Toe block – Unit located on the rack fixture at the opposite end from the heel block. Also contains setscrews to lock down the forming rack to the rack fixture and pusher screws to push the tool against the heel block.
 
Gracias !


----------



## k-in-sc

How did you translate "heel block"?


----------



## BelenTranslations

I found bloque de patas para "heel block" and for "toe block" I found zoquete but this is not the term in Spanish that fits the context... 

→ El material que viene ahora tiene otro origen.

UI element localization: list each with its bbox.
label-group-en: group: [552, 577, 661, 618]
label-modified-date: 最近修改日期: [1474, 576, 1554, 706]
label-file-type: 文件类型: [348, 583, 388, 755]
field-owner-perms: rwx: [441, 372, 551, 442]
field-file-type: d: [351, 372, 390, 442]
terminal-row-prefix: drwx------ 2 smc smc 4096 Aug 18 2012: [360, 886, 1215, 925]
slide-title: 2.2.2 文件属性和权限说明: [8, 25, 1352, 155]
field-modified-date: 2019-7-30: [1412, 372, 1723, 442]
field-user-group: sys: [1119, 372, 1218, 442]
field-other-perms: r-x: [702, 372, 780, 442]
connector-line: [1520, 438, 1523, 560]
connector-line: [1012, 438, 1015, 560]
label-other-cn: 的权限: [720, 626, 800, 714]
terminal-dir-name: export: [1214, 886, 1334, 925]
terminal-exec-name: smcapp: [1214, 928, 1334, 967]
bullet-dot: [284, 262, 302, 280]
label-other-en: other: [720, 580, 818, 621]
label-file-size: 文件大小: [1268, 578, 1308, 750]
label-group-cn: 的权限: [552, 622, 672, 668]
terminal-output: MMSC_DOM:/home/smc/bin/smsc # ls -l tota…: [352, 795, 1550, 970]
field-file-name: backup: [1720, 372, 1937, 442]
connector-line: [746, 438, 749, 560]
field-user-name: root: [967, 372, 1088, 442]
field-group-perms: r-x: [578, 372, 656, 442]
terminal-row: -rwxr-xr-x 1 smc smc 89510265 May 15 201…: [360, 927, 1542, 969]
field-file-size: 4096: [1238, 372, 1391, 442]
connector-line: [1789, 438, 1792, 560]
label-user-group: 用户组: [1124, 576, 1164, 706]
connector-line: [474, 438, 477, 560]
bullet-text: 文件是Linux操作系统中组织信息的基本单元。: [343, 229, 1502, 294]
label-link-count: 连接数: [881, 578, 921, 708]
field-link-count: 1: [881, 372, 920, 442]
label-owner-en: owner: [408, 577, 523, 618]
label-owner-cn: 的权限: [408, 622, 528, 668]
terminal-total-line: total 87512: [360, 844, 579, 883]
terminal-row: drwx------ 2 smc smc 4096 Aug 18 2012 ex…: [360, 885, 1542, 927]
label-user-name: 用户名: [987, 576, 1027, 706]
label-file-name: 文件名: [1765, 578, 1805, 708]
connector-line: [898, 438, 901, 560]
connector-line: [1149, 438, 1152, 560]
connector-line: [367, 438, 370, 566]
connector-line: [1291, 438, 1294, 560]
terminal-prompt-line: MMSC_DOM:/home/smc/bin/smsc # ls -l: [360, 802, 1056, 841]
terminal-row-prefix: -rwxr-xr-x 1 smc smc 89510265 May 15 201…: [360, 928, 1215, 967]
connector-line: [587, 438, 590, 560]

Thanks for your help k-in-sc.


----------



## k-in-sc

Yes, from what I've seen, "bloque de patas" is the translation for the railroad term.


----------



## BelenTranslations

Does anybody know how to say "*toe block*" in Spanish? Thanks.


----------



## k-in-sc

It's probably in here somewhere:
http://webcache.googleusercontent.c...a&cd=1&hl=en&ct=clnk&gl=us&lr=lang_es|lang_en
If you find it, post back!


----------



## BelenTranslations

Buenísimo el link pero sale todo menos el nombre de los topes, podés creer? Igual me sirve para otras cosas. Cuando encuentre la traducción la escribo acá para el futuro, seguro! sigo buscando!


----------



## k-in-sc

This old Popular Science magazine article on a woodworking project describes how to blind-cut grooves using a circular saw. It defines the "heel block" of the jig as "the one nearest the operator," if that's any help: 
"... At the start of the cut, the shelf is placed with one end against the heel block, the one nearest the operator. It is then lowered onto the blade and advanced until stopped by the toe block. ..."


----------



## Rebondigo

Es el "tope", y si como dices lleva tornillos para poder moverlo, sera el "tope ajustable"


----------



## BelenTranslations

Gracias Rebondigo!! Suena lógico.  Mil gracias por tu ayuda a lo largo de toda la traducción =)


----------



## k-in-sc

Right, they're both "topes," but they have separate designations ...


----------